Creating a simple encryption program

Question

I'd like to use java to make a cipher of sorts, but im not sure how to go about it.

Basically, I'd want the machine to accept a string of text, say "Abcd"

and then a key, say '4532'

The program should move the characters forward in the alphabet if the number matching the place of the letter is even, and backward if it's odd.

If there is no number, the key should loop around until it's out of characters in the string to change.

the program would then print the key. Ideally, if im pseudocoding this correctly, deciphering the string would be a reverse process only applicable with the key.

I'm guessing i'd use a combination of an array and if/else statements.

I'm not sure where to start.

Example & edit String: 'hello' Key: '12'

a b c d e f g h i j k l m n o p q r s t u v w x y z

Because the corresponding key value is 1, h will travel backwards that many spaces.

h = g

because e has a 2, it'll move forward that many spaces.

e = g

the first l then becomes k, while the second becomes n. The Key is repeated because the string is out of numbers to compare. o turns into n because it's matched with 1.

hello would become ggknn with the key 42.

Answer 1

Find below the class for encyption

public class App 
{
    public static void main(String arg[]) 
    {

        String keys = "12";
        String codes = "hello";
        StringBuilder result = new StringBuilder();

        char[] codeList = codes.toCharArray();
        char[] keyList  = keys.toCharArray();

        int maxCount = keys.length();
        System.out.println("The length is "+maxCount);
        int i = 0;

         for (Character code : codeList) {

             int key = Character.getNumericValue(keyList[i]);

                 if(key % 2 == 0)
                    {
                      int res = code+key;
                      result.append((char)res);
                    }
                    else
                    {
                       int res = code-key;
                      result.append((char)res);
                    }
                 i++;
                 if(i==maxCount)
                 {
                    i = 0;
                 }
             }
         System.out.println("The result is "+result.toString());
        }
}

Answer 2

There are many methods of Encryption, but if you want to learn about Encryption you should start with the study of XOR encryption. XOR Encryption uses a key and XORs the binary code of every character with the key. If the key is longer than the encrypted code it creates a One-Time Pad that is impossible to decrypt.
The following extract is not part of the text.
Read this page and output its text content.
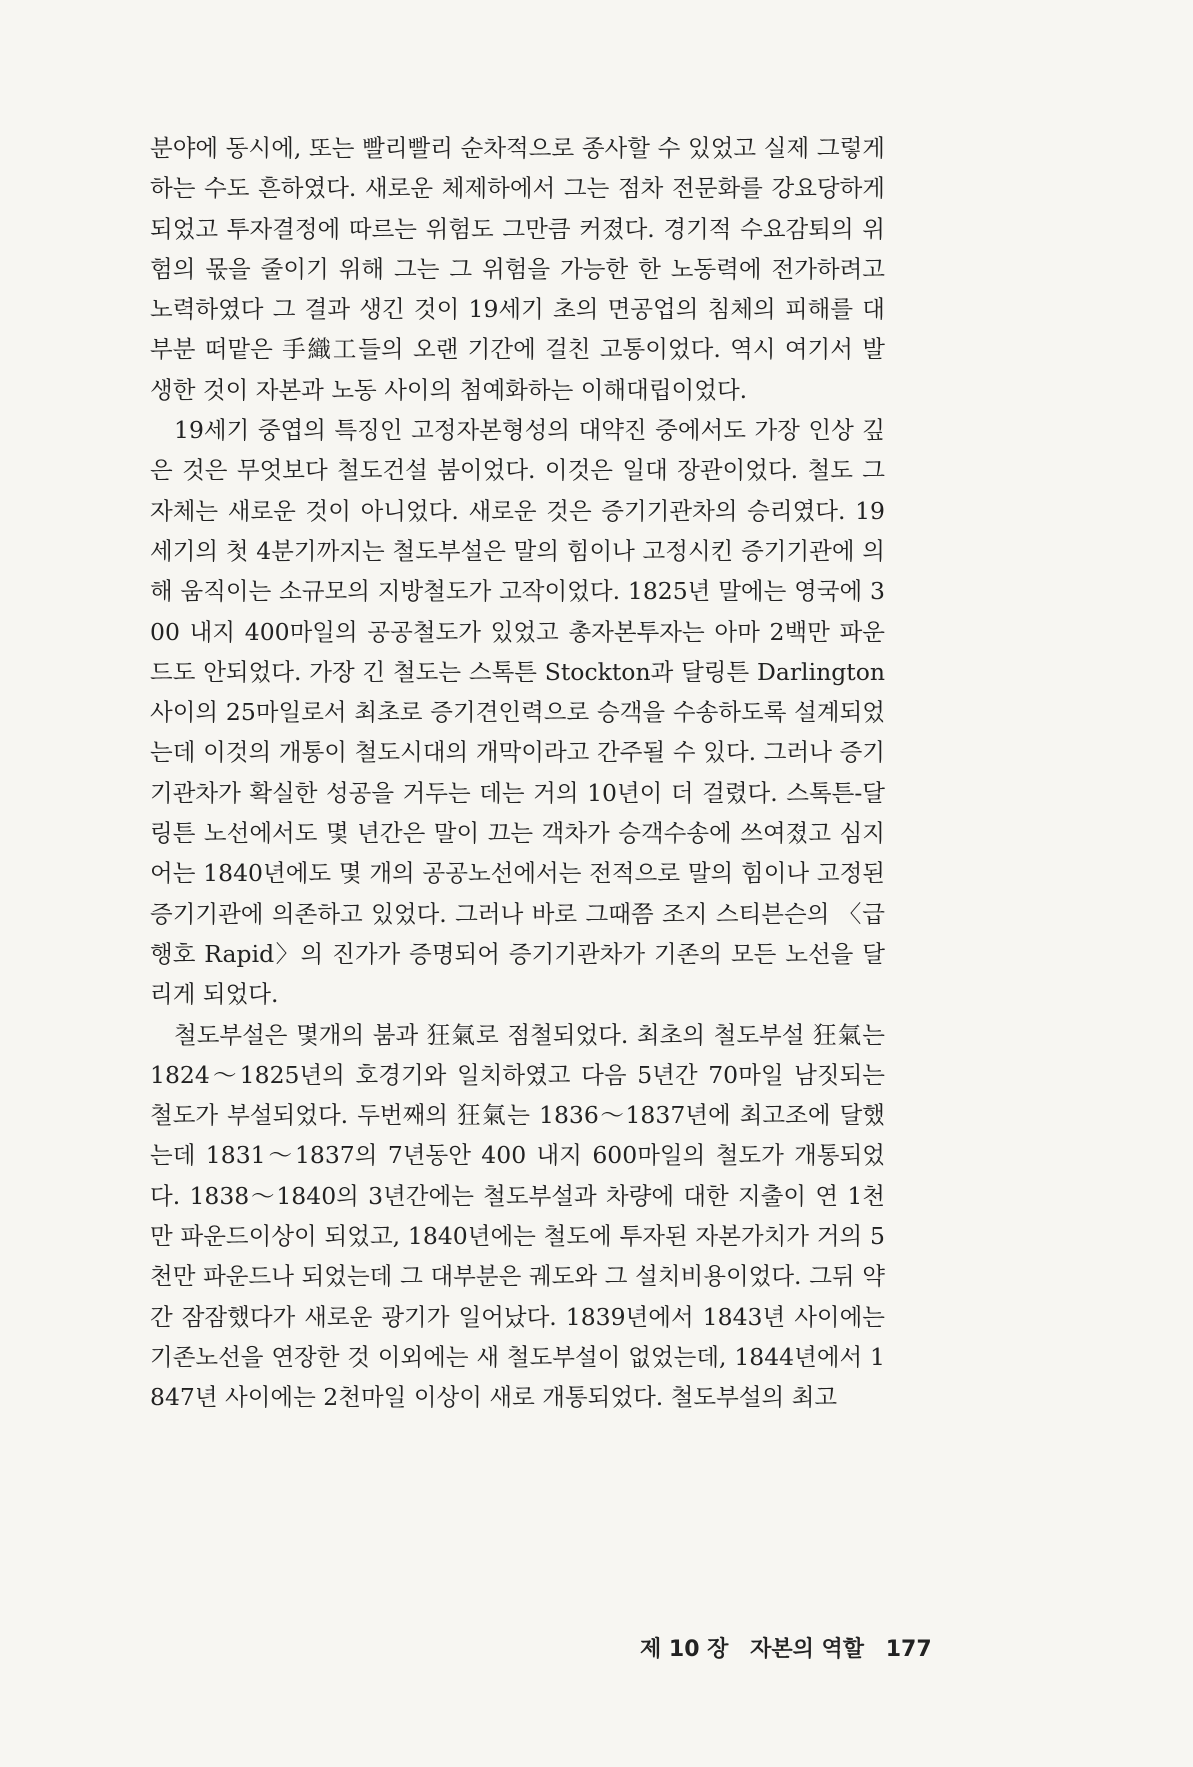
분야에 동시에, 또는 빨리빨리 순차적으로 종사할 수 있었고 실제 그렇게 하는 수도 흔하였다. 새로운 체제하에서 그는 점차 전문화를 강요당하게 되었고 투자결정에 따르는 위험도 그만큼 커졌다. 경기적 수요감퇴의 위험의 몫을 줄이기 위해 그는 그 위험을 가능한 한 노동력에 전가하려고 노력하였다 그 결과 생긴 것이 19세기 초의 면공업의 침체의 피해를 대부분 떠맡은 手織工들의 오랜 기간에 걸친 고통이었다. 역시 여기서 발생한 것이 자본과 노동 사이의 첨예화하는 이해대립이었다.

19세기 중엽의 특징인 고정자본형성의 대약진 중에서도 가장 인상 깊은 것은 무엇보다 철도건설 붐이었다. 이것은 일대 장관이었다. 철도 그 자체는 새로운 것이 아니었다. 새로운 것은 증기기관차의 승리였다. 19세기의 첫 4분기까지는 철도부설은 말의 힘이나 고정시킨 증기기관에 의해 움직이는 소규모의 지방철도가 고작이었다. 1825년 말에는 영국에 300 내지 400마일의 공공철도가 있었고 총자본투자는 아마 2백만 파운드도 안되었다. 가장 긴 철도는 스톡튼 Stockton과 달링튼 Darlington 사이의 25마일로서 최초로 증기견인력으로 승객을 수송하도록 설계되었는데 이것의 개통이 철도시대의 개막이라고 간주될 수 있다. 그러나 증기기관차가 확실한 성공을 거두는 데는 거의 10년이 더 걸렸다. 스톡튼-달링튼 노선에서도 몇 년간은 말이 끄는 객차가 승객수송에 쓰여졌고 심지어는 1840년에도 몇 개의 공공노선에서는 전적으로 말의 힘이나 고정된 증기기관에 의존하고 있었다. 그러나 바로 그때쯤 조지 스티븐슨의 〈급행호 Rapid〉의 진가가 증명되어 증기기관차가 기존의 모든 노선을 달리게 되었다.

철도부설은 몇개의 붐과 狂氣로 점철되었다. 최초의 철도부설 狂氣는 1824～1825년의 호경기와 일치하였고 다음 5년간 70마일 남짓되는 철도가 부설되었다. 두번째의 狂氣는 1836～1837년에 최고조에 달했는데 1831～1837의 7년동안 400 내지 600마일의 철도가 개통되었다. 1838～1840의 3년간에는 철도부설과 차량에 대한 지출이 연 1천만 파운드이상이 되었고, 1840년에는 철도에 투자된 자본가치가 거의 5천만 파운드나 되었는데 그 대부분은 궤도와 그 설치비용이었다. 그뒤 약간 잠잠했다가 새로운 광기가 일어났다. 1839년에서 1843년 사이에는 기존노선을 연장한 것 이외에는 새 철도부설이 없었는데, 1844년에서 1847년 사이에는 2천마일 이상이 새로 개통되었다. 철도부설의 최고

제 10 장 자본의 역할 177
XOR - Exclusive OR - Unlike OR both values can not be true at the same time.

Simple Explanation:

1. Pretend you want to encrypt the string "hello world" with the key 'c'.
2. For every character in the string XOR it with the key c.

3. Pretend the binary value of h is 1100011 and the binary value of c is 0010110 (these are made up and will not work) then you XOR every corresponding binary value.

   1100011
   XOR
   0010110
   -------
   1110101
   

1110101 is the XORed binary value.

1. You then cast the binary value back into character and you do this for every step of the encrypted string.

Problems:

Insecure for short keys. but very powerful for long keys and creates a one time pad.

Example code:

http://www.ecestudents.ul.ie/Course_Pages/Btech_ITT/Modules/ET4263/More%20Samples/CEncrypt.java.html

Answer 3

Here are possible steps you can take to do this. This is not an exact and working solution, but it will hopefully get you started.

1. Start by reading input from the console (via Scanner or a BufferedReader for example).
2. Split your input on spaces perhaps, so that you have a String[] of words.
3. Loop through the String[] of words, and loop again for which word. You can have a counter that is incremented in each iteration of an inner loop and gets reset at the end of an inner loop. You can use that counter variable to get a position into the key (key[counter%lengthOfKey]) in each iteration of the inner loop. If the (counter%lengthOfKey)%2 == 0, you have the even number case for the key, else the odd numbered case. Do whatever encryption at that point (simple substitution cipher for example).